The focus is once again on two families , the Russell's who are based on several real life robber barons including Vanderbilt and Jay Gould, and the two Van Rhijn sisters who are wealthy but more simple than the Russells but just as entertaining and indeed flawed as The Russell clan. The Russell husband and wife are played well by Morgan Spector and his Lady Macbeth the great Carrie Coon whose main goal in life is to be accepted in the high society life of New York City and is really the power behind her husband’s throne. She is cold and controlling in all aspects of her high end life including the lives of her two grown children a girl and a boy.

In this season she is calculating and scheming on how to get the “new Met Opera” house built and open and to foil her arch rival Mrs. Astor who is supporting the old Academy Of Music and is played with spit and fashion by Donna Murphy, Broadway diva supreme, one of many divas in the great cast. The quieter and more  conservative Van Rhijn sisters are played by Christine Baranski (superb) and the quieter of the two women Cynthia Nixon also wonderful and who finds fleeting love in this season. Just having hours of Baranski made me swoon with joy. 

Set among the very wealthy families and like any good soap this one is filled to the brim with marvelous actors and actresses who because the show was filmed in New York City is rich with many theatre actors and many Broadway divas including Christine Baranski,  Kelli O’Hara, Donna Murphy, Audra McDonald and Nathan Lane. I was almost expecting a large musical number to break out, but the singing is not sung only acted. The supporting players are also Broadway vets and include Laura Benanti, Kristine Nielsen, Celia Keenan Bolger, Michael Cerveris and Debra Monk, all great indeed.

Once again several of the main plot sidebars concern the niece of the Van rhijn sisters, the attractive youngest daughter of Meryl Streep and the sculptor Don Gummer Louisa Jacobson and a young African American woman played well by Denee Benton who in now a newpaper reporter and the sometime secretary to Christine Baranski. It is through Benton and her upper class family that we see the plight of African Americans both in the “liberal” north and the still harsh and scary deep south which is not commonly shown in fictional tv series.

There are still hot pepper schemes and love stories both straight and gay along with some factual history of my city as it grows and becomes the great metropolis that it still is.
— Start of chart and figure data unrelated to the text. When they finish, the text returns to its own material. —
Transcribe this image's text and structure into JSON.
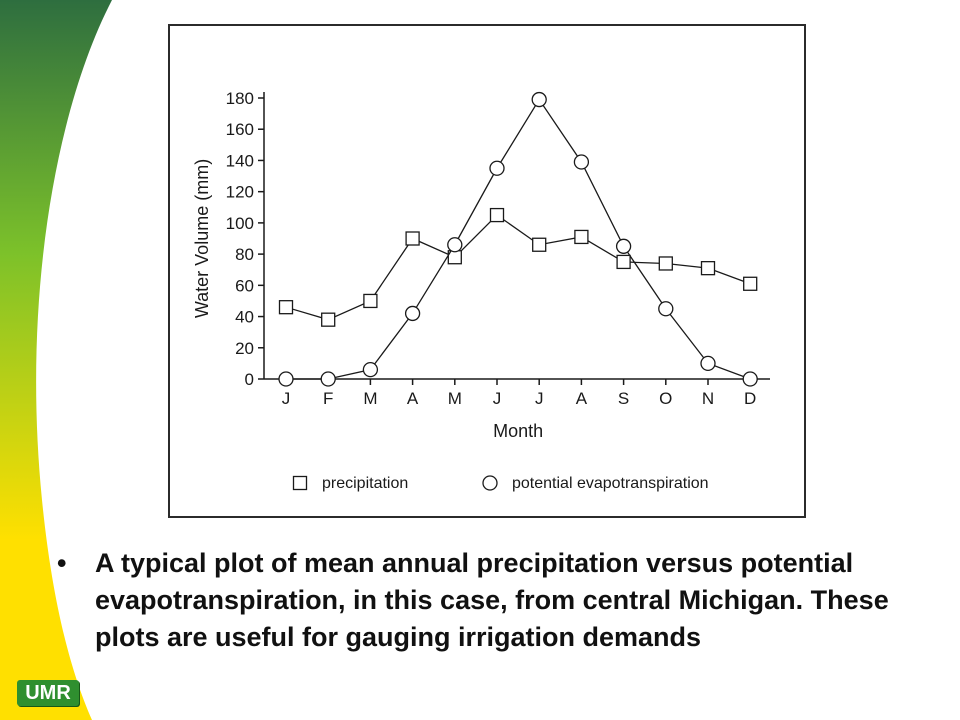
{
  "logo_text": "UMR",
  "colors": {
    "band_top": "#2e6e3f",
    "band_mid": "#7cc12a",
    "band_bottom": "#ffe000",
    "ink": "#1a1a1a",
    "logo_bg": "#2f8f2f"
  },
  "caption": {
    "bullet": "•",
    "text": "A typical plot of mean annual precipitation versus potential evapotranspiration, in this case, from central Michigan.  These plots are useful for gauging irrigation demands"
  },
  "chart_data": {
    "type": "line",
    "categories": [
      "J",
      "F",
      "M",
      "A",
      "M",
      "J",
      "J",
      "A",
      "S",
      "O",
      "N",
      "D"
    ],
    "xlabel": "Month",
    "ylabel": "Water Volume (mm)",
    "ylim": [
      0,
      180
    ],
    "yticks": [
      0,
      20,
      40,
      60,
      80,
      100,
      120,
      140,
      160,
      180
    ],
    "grid": false,
    "legend_position": "bottom",
    "series": [
      {
        "name": "precipitation",
        "marker": "square",
        "values": [
          46,
          38,
          50,
          90,
          78,
          105,
          86,
          91,
          75,
          74,
          71,
          61
        ]
      },
      {
        "name": "potential evapotranspiration",
        "marker": "circle",
        "values": [
          0,
          0,
          6,
          42,
          86,
          135,
          179,
          139,
          85,
          45,
          10,
          0
        ]
      }
    ]
  }
}
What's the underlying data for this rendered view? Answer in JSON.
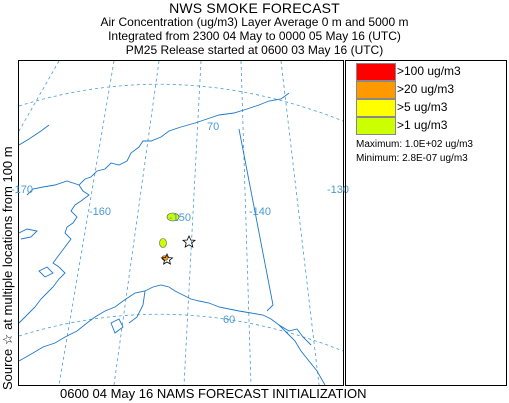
{
  "header": {
    "title": "NWS SMOKE FORECAST",
    "line2": "Air Concentration (ug/m3) Layer Average    0 m and  5000 m",
    "line3": "Integrated from 2300 04 May to 0000 05 May 16 (UTC)",
    "line4": "PM25 Release started at 0600 03 May 16 (UTC)"
  },
  "side_label": "Source ☆  at multiple locations  from   100 m",
  "footer": "0600 04 May 16 NAMS FORECAST INITIALIZATION",
  "map": {
    "grid_labels": [
      "70",
      "-170",
      "-160",
      "-150",
      "-140",
      "-130",
      "60"
    ],
    "grid_color": "#4a9bd1",
    "coast_color": "#1f78c8"
  },
  "legend": {
    "items": [
      {
        "label": ">100 ug/m3",
        "color": "#ff0000"
      },
      {
        "label": ">20 ug/m3",
        "color": "#ff9900"
      },
      {
        "label": ">5 ug/m3",
        "color": "#ffff00"
      },
      {
        "label": ">1 ug/m3",
        "color": "#ccff00"
      }
    ],
    "maximum": "Maximum: 1.0E+02 ug/m3",
    "minimum": "Minimum: 2.8E-07 ug/m3"
  }
}
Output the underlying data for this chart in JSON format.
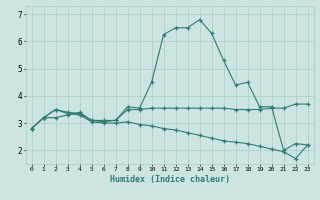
{
  "xlabel": "Humidex (Indice chaleur)",
  "x": [
    0,
    1,
    2,
    3,
    4,
    5,
    6,
    7,
    8,
    9,
    10,
    11,
    12,
    13,
    14,
    15,
    16,
    17,
    18,
    19,
    20,
    21,
    22,
    23
  ],
  "line1": [
    2.8,
    3.2,
    3.2,
    3.3,
    3.4,
    3.1,
    3.05,
    3.1,
    3.6,
    3.55,
    4.5,
    6.25,
    6.5,
    6.5,
    6.8,
    6.3,
    5.3,
    4.4,
    4.5,
    3.6,
    3.6,
    2.0,
    2.25,
    2.2
  ],
  "line2": [
    2.8,
    3.2,
    3.5,
    3.4,
    3.35,
    3.1,
    3.1,
    3.1,
    3.5,
    3.5,
    3.55,
    3.55,
    3.55,
    3.55,
    3.55,
    3.55,
    3.55,
    3.5,
    3.5,
    3.5,
    3.55,
    3.55,
    3.7,
    3.7
  ],
  "line3": [
    2.8,
    3.2,
    3.5,
    3.35,
    3.3,
    3.05,
    3.0,
    3.0,
    3.05,
    2.95,
    2.9,
    2.8,
    2.75,
    2.65,
    2.55,
    2.45,
    2.35,
    2.3,
    2.25,
    2.15,
    2.05,
    1.95,
    1.7,
    2.2
  ],
  "color": "#2e7d6e",
  "bg_color": "#cce5e3",
  "grid_color": "#aacbc8",
  "ylim": [
    1.5,
    7.3
  ],
  "xlim": [
    -0.5,
    23.5
  ],
  "yticks": [
    2,
    3,
    4,
    5,
    6,
    7
  ]
}
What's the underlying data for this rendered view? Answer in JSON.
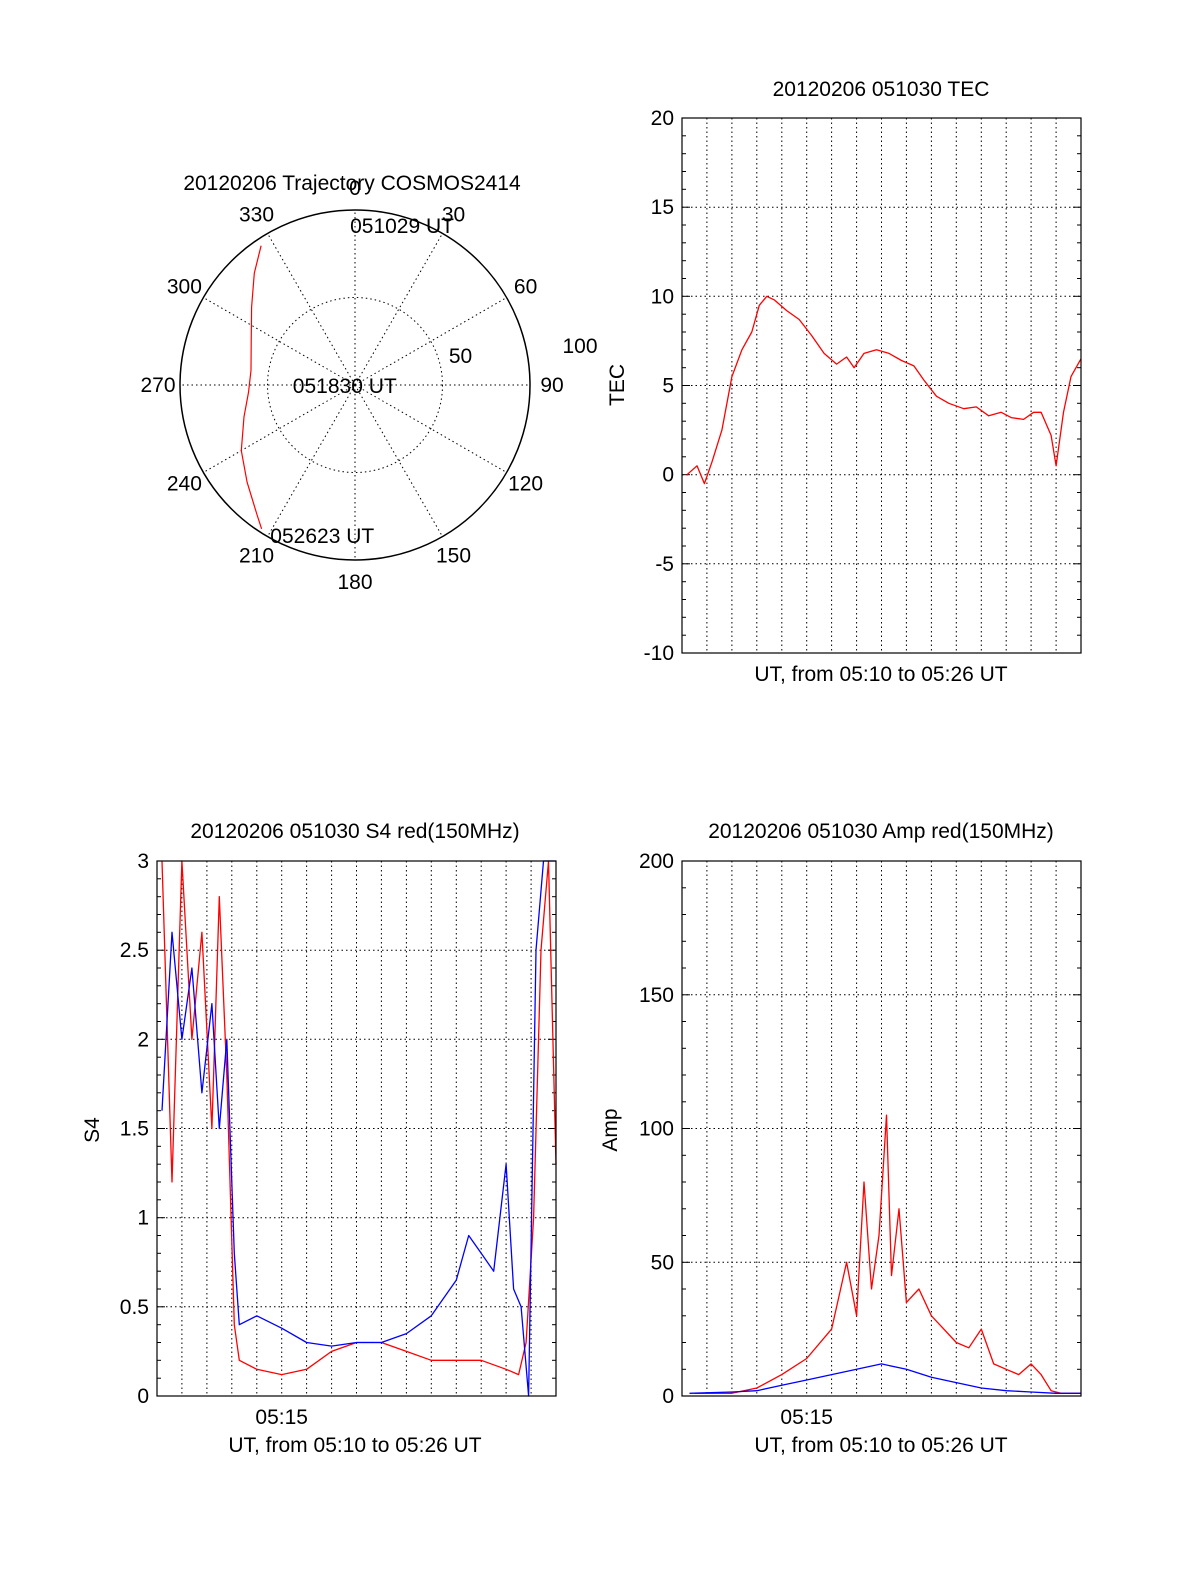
{
  "colors": {
    "red": "#ff0000",
    "blue": "#0000ff",
    "axis": "#000000",
    "background": "#ffffff"
  },
  "chart_data": [
    {
      "id": "polar",
      "type": "polar-trajectory",
      "title": "20120206 Trajectory COSMOS2414",
      "azimuth_labels": [
        "0",
        "30",
        "60",
        "90",
        "120",
        "150",
        "180",
        "210",
        "240",
        "270",
        "300",
        "330"
      ],
      "radial_labels": [
        "50",
        "100"
      ],
      "radial_ticks": [
        50,
        100
      ],
      "rmax": 100,
      "grid": true,
      "annotations": [
        {
          "text": "051029 UT",
          "az": 11,
          "r": 93
        },
        {
          "text": "051830 UT",
          "az": 270,
          "r": 15
        },
        {
          "text": "052623 UT",
          "az": 198,
          "r": 90
        }
      ],
      "series": [
        {
          "color": "red",
          "points": [
            [
              326,
              96
            ],
            [
              318,
              86
            ],
            [
              307,
              74
            ],
            [
              292,
              64
            ],
            [
              278,
              60
            ],
            [
              266,
              61
            ],
            [
              254,
              66
            ],
            [
              240,
              75
            ],
            [
              228,
              83
            ],
            [
              217,
              93
            ],
            [
              213,
              98
            ]
          ]
        }
      ]
    },
    {
      "id": "tec",
      "type": "line",
      "title": "20120206 051030 TEC",
      "xlabel": "UT, from 05:10 to 05:26 UT",
      "ylabel": "TEC",
      "xlim": [
        0,
        16
      ],
      "ylim": [
        -10,
        20
      ],
      "yticks": [
        -10,
        -5,
        0,
        5,
        10,
        15,
        20
      ],
      "xticks": [],
      "grid": true,
      "series": [
        {
          "color": "red",
          "points": [
            [
              0.2,
              0
            ],
            [
              0.6,
              0.5
            ],
            [
              0.9,
              -0.5
            ],
            [
              1.2,
              0.7
            ],
            [
              1.6,
              2.5
            ],
            [
              2.0,
              5.5
            ],
            [
              2.4,
              7.0
            ],
            [
              2.8,
              8.0
            ],
            [
              3.1,
              9.5
            ],
            [
              3.4,
              10.0
            ],
            [
              3.7,
              9.8
            ],
            [
              4.2,
              9.2
            ],
            [
              4.7,
              8.7
            ],
            [
              5.2,
              7.8
            ],
            [
              5.7,
              6.8
            ],
            [
              6.2,
              6.2
            ],
            [
              6.6,
              6.6
            ],
            [
              6.9,
              6.0
            ],
            [
              7.3,
              6.8
            ],
            [
              7.8,
              7.0
            ],
            [
              8.3,
              6.8
            ],
            [
              8.8,
              6.4
            ],
            [
              9.3,
              6.1
            ],
            [
              9.7,
              5.3
            ],
            [
              10.2,
              4.4
            ],
            [
              10.7,
              4.0
            ],
            [
              11.3,
              3.7
            ],
            [
              11.8,
              3.8
            ],
            [
              12.3,
              3.3
            ],
            [
              12.8,
              3.5
            ],
            [
              13.2,
              3.2
            ],
            [
              13.7,
              3.1
            ],
            [
              14.1,
              3.5
            ],
            [
              14.4,
              3.5
            ],
            [
              14.8,
              2.2
            ],
            [
              15.0,
              0.5
            ],
            [
              15.3,
              3.5
            ],
            [
              15.6,
              5.5
            ],
            [
              16.0,
              6.5
            ]
          ]
        }
      ]
    },
    {
      "id": "s4",
      "type": "line",
      "title": "20120206 051030 S4 red(150MHz)",
      "xlabel": "UT, from 05:10 to 05:26 UT",
      "ylabel": "S4",
      "xlim": [
        0,
        16
      ],
      "ylim": [
        0,
        3
      ],
      "yticks": [
        0,
        0.5,
        1,
        1.5,
        2,
        2.5,
        3
      ],
      "ytick_labels": [
        "0",
        "0.5",
        "1",
        "1.5",
        "2",
        "2.5",
        "3"
      ],
      "xticks": [
        5
      ],
      "xtick_labels": [
        "05:15"
      ],
      "grid": true,
      "series": [
        {
          "color": "red",
          "points": [
            [
              0.2,
              3.0
            ],
            [
              0.6,
              1.2
            ],
            [
              1.0,
              3.0
            ],
            [
              1.4,
              2.0
            ],
            [
              1.8,
              2.6
            ],
            [
              2.2,
              1.5
            ],
            [
              2.5,
              2.8
            ],
            [
              2.8,
              1.8
            ],
            [
              3.1,
              0.4
            ],
            [
              3.3,
              0.2
            ],
            [
              4.0,
              0.15
            ],
            [
              5.0,
              0.12
            ],
            [
              6.0,
              0.15
            ],
            [
              7.0,
              0.25
            ],
            [
              8.0,
              0.3
            ],
            [
              9.0,
              0.3
            ],
            [
              10.0,
              0.25
            ],
            [
              11.0,
              0.2
            ],
            [
              12.0,
              0.2
            ],
            [
              13.0,
              0.2
            ],
            [
              14.0,
              0.15
            ],
            [
              14.5,
              0.12
            ],
            [
              14.8,
              0.3
            ],
            [
              15.1,
              1.0
            ],
            [
              15.4,
              2.5
            ],
            [
              15.7,
              3.0
            ],
            [
              16.0,
              1.3
            ]
          ]
        },
        {
          "color": "blue",
          "points": [
            [
              0.2,
              1.6
            ],
            [
              0.6,
              2.6
            ],
            [
              1.0,
              2.0
            ],
            [
              1.4,
              2.4
            ],
            [
              1.8,
              1.7
            ],
            [
              2.2,
              2.2
            ],
            [
              2.5,
              1.5
            ],
            [
              2.8,
              2.0
            ],
            [
              3.1,
              0.8
            ],
            [
              3.3,
              0.4
            ],
            [
              4.0,
              0.45
            ],
            [
              5.0,
              0.38
            ],
            [
              6.0,
              0.3
            ],
            [
              7.0,
              0.28
            ],
            [
              8.0,
              0.3
            ],
            [
              9.0,
              0.3
            ],
            [
              10.0,
              0.35
            ],
            [
              11.0,
              0.45
            ],
            [
              12.0,
              0.65
            ],
            [
              12.5,
              0.9
            ],
            [
              13.0,
              0.8
            ],
            [
              13.5,
              0.7
            ],
            [
              14.0,
              1.3
            ],
            [
              14.3,
              0.6
            ],
            [
              14.6,
              0.5
            ],
            [
              14.9,
              0.0
            ],
            [
              15.2,
              2.5
            ],
            [
              15.5,
              3.0
            ],
            [
              16.0,
              3.0
            ]
          ]
        }
      ]
    },
    {
      "id": "amp",
      "type": "line",
      "title": "20120206 051030 Amp red(150MHz)",
      "xlabel": "UT, from 05:10 to 05:26 UT",
      "ylabel": "Amp",
      "xlim": [
        0,
        16
      ],
      "ylim": [
        0,
        200
      ],
      "yticks": [
        0,
        50,
        100,
        150,
        200
      ],
      "xticks": [
        5
      ],
      "xtick_labels": [
        "05:15"
      ],
      "grid": true,
      "series": [
        {
          "color": "red",
          "points": [
            [
              0.5,
              1
            ],
            [
              2.0,
              1
            ],
            [
              3.0,
              3
            ],
            [
              4.0,
              8
            ],
            [
              5.0,
              14
            ],
            [
              6.0,
              25
            ],
            [
              6.6,
              50
            ],
            [
              7.0,
              30
            ],
            [
              7.3,
              80
            ],
            [
              7.6,
              40
            ],
            [
              7.9,
              60
            ],
            [
              8.2,
              105
            ],
            [
              8.4,
              45
            ],
            [
              8.7,
              70
            ],
            [
              9.0,
              35
            ],
            [
              9.5,
              40
            ],
            [
              10.0,
              30
            ],
            [
              10.5,
              25
            ],
            [
              11.0,
              20
            ],
            [
              11.5,
              18
            ],
            [
              12.0,
              25
            ],
            [
              12.5,
              12
            ],
            [
              13.0,
              10
            ],
            [
              13.5,
              8
            ],
            [
              14.0,
              12
            ],
            [
              14.4,
              8
            ],
            [
              14.8,
              2
            ],
            [
              15.2,
              1
            ],
            [
              16.0,
              1
            ]
          ]
        },
        {
          "color": "blue",
          "points": [
            [
              0.3,
              1
            ],
            [
              2.0,
              1.5
            ],
            [
              3.0,
              2
            ],
            [
              4.0,
              4
            ],
            [
              5.0,
              6
            ],
            [
              6.0,
              8
            ],
            [
              7.0,
              10
            ],
            [
              8.0,
              12
            ],
            [
              9.0,
              10
            ],
            [
              10.0,
              7
            ],
            [
              11.0,
              5
            ],
            [
              12.0,
              3
            ],
            [
              13.0,
              2
            ],
            [
              14.0,
              1.5
            ],
            [
              15.0,
              1
            ],
            [
              16.0,
              1
            ]
          ]
        }
      ]
    }
  ]
}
Everything is stirred into this pot including some gay social climbers, politics, lots of back stabbing, elegant balls, lavish dinners, small and big crimes, racism, weekends at Newport and a stunning tour of New York City in the late 19th century.

Most of the production was done with digital special effects but there is some on location scenes mostly in Central Park. Digitally done is a big street set that represents 5th ave and the lavish mansions that once lined this famous avenue. Look this is not heavy drama, its a soap but a damn good one, and if you are like me you might sometimes crave this sort of thing especially when the star is a New York City long gone. This is high up there because of the performances and the lavish look and details that wash over the show. The costumes alone make this one worth watching. An eye popping elegant extravaganza. Spectacular spectacular.